Plaintiff’s opposition was served on 7/23/18, well before it was due to be filed and served on 7/25/18 (14 calendar days before the hearing). Defendant admits it received the Opposition the next business day on 7/24/18. Reply 5:21-23. Service of the opposition was not defective.
Plaintiff’s objections to evidence.
All objections are OVERRULED.
The undisputed facts establish that on 8/6/15, Plaintiff went to Defendant’s store and slipped and fell due to a dangerous condition left on the floor. Plaintiff testified that she saw a hairspray can on its side in a shopping cart immediately before the incident. UF 2-4.
Plaintiff testified she grabbed the can, felt a sticky, oily substance on her hand, and placed the can back into the cart. UF 7. She turned to grab the next available cart and subsequently fell. UF 8.
Premises liability is a form of negligence, which involves the duty of a premises owner to exercise ordinary care in the management of the premises to avoid exposing others to an unreasonable risk of harm. Brooks v. Eugene Burger Management Corp. (1989) 215 Cal.App.3d 1611, 1619
The affirmative duty to act for the protection of individuals coming upon the land “is grounded in the possession of the premises and the attendant right to control and manage the premises.” Preston v. Goldman, (1986) 42 Cal.3d 108, 118-119.
The Plaintiff must show that the landowner had actual or constructive notice of the dangerous condition, “or have been able by the exercise of ordinary care to discover the condition, which if known to him, he should realize as involving an unreasonable risk to invitees on his premises. His negligence in such cases is founded upon his failure to exercise ordinary care in remedying the defect after he has discovered it or as a man of ordinary prudence should have discovered it.” Oldenburg v. Sears, Roebuck & Co. (1957) 152 Cal. App. 2d 733, 743.
Establishing the owners’ actual or constructive notice of the dangerous condition is “key,” as the owners are not insurers of the Plaintiff’s personal safety. Ortega v. Kmart Corp. (2001) 26 Cal. 4th 1200, 1206.
Plaintiff has not met her burden of providing sufficient evidence to controvert the fact that a cloud of liquid dispersed into the air at 11:08:43 p.m. UF 18. At 11:13:06, Plaintiff walked towards and slipped directly over the area where the cloud of liquid dispersed. UF 18-20. There is no dispute that approximately four minutes and twenty-three seconds elapsed from the time the cloud of liquid dispersed into the air, creating the spill, to the time Plaintiff fell.

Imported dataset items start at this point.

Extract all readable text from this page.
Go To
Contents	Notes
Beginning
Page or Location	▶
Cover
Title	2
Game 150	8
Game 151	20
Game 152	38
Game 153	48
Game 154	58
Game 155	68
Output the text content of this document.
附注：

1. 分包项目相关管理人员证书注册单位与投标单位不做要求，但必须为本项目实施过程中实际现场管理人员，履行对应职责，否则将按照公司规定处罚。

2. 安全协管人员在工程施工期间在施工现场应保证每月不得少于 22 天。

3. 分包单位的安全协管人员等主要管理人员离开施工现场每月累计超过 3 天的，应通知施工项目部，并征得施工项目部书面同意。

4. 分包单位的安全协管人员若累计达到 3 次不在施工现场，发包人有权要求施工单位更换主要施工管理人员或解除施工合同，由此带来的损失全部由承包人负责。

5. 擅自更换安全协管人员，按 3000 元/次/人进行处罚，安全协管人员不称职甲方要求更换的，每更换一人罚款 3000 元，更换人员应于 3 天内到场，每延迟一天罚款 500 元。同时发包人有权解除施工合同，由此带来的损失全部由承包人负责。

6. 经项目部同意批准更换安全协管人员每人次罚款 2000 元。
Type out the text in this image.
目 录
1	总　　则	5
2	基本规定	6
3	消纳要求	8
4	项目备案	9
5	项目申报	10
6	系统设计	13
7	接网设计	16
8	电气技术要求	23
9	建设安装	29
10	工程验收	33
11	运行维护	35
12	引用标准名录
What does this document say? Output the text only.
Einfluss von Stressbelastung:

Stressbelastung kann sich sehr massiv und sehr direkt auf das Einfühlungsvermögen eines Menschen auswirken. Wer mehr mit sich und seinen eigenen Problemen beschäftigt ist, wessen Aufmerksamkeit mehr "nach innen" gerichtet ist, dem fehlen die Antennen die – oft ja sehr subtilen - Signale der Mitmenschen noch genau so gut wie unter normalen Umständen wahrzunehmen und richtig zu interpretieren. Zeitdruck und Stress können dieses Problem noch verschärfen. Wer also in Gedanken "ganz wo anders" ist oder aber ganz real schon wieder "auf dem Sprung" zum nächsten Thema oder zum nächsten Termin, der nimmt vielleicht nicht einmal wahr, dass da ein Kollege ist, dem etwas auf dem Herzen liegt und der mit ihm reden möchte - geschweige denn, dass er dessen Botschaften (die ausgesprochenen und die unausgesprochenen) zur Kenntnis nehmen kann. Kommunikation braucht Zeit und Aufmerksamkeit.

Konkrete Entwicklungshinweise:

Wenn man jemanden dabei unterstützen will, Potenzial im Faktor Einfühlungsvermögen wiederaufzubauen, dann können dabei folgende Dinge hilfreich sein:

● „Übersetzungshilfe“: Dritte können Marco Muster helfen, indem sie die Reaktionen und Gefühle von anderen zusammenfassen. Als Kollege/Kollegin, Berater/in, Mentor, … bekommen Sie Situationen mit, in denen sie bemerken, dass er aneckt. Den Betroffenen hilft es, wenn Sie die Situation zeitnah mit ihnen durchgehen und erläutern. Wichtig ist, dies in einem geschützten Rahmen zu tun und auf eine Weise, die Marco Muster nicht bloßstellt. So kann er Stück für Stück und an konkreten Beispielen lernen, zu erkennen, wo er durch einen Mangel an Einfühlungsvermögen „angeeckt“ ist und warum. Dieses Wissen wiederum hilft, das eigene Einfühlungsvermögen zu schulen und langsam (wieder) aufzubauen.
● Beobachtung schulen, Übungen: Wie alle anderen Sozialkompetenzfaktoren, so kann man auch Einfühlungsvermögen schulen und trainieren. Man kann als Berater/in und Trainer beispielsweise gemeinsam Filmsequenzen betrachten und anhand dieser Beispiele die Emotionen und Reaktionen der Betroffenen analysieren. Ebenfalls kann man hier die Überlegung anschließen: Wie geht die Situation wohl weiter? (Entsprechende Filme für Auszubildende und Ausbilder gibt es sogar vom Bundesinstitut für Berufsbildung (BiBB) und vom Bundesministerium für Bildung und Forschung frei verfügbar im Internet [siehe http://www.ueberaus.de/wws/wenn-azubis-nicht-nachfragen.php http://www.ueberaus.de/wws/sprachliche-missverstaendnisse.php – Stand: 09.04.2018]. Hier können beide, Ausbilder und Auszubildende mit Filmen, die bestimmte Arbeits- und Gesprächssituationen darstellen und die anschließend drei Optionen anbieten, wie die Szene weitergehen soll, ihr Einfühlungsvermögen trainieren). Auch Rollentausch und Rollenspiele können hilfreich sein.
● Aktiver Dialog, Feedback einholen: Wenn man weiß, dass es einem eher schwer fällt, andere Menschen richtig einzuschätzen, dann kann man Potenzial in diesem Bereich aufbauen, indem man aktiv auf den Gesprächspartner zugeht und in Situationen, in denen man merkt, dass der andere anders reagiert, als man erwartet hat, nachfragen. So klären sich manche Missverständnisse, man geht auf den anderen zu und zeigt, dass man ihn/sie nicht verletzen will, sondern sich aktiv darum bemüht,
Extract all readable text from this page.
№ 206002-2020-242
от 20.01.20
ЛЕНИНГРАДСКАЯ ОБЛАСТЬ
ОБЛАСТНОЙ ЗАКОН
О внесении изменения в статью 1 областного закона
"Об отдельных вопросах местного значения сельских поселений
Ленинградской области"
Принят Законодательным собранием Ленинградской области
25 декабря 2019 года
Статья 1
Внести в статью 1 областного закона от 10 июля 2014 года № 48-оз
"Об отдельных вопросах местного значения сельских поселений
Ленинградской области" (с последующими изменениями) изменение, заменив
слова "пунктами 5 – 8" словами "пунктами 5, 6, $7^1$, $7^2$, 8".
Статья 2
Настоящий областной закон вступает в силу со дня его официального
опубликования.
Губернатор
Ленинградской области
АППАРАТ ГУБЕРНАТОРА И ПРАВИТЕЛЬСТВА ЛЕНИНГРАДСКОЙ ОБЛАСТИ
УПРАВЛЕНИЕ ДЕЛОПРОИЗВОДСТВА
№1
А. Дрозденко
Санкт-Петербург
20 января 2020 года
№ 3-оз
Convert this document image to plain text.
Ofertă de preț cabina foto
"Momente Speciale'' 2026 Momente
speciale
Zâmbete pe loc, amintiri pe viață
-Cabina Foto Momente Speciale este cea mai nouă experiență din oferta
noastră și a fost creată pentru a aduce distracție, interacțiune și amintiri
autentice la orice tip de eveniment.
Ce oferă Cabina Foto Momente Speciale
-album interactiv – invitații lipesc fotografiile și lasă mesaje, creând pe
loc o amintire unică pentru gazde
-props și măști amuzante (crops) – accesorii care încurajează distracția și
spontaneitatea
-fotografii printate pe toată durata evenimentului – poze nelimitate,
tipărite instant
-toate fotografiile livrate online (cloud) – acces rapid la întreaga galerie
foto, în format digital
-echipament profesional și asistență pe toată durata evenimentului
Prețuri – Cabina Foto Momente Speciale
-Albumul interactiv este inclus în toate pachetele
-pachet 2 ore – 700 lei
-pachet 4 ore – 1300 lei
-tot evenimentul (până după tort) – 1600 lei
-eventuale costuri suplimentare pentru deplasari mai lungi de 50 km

UF 27.
Plaintiff does not address these facts directly but refers to other evidence Defendant does not have, including other witnesses. The absence of any other evidence does not controvert the surveillance video evidence referred to above.
Accordingly, there is no dispute that Defendant did not have actual or constructive notice of the dangerous condition in a sufficient time to remedy it.
Moving party is ordered to give notice.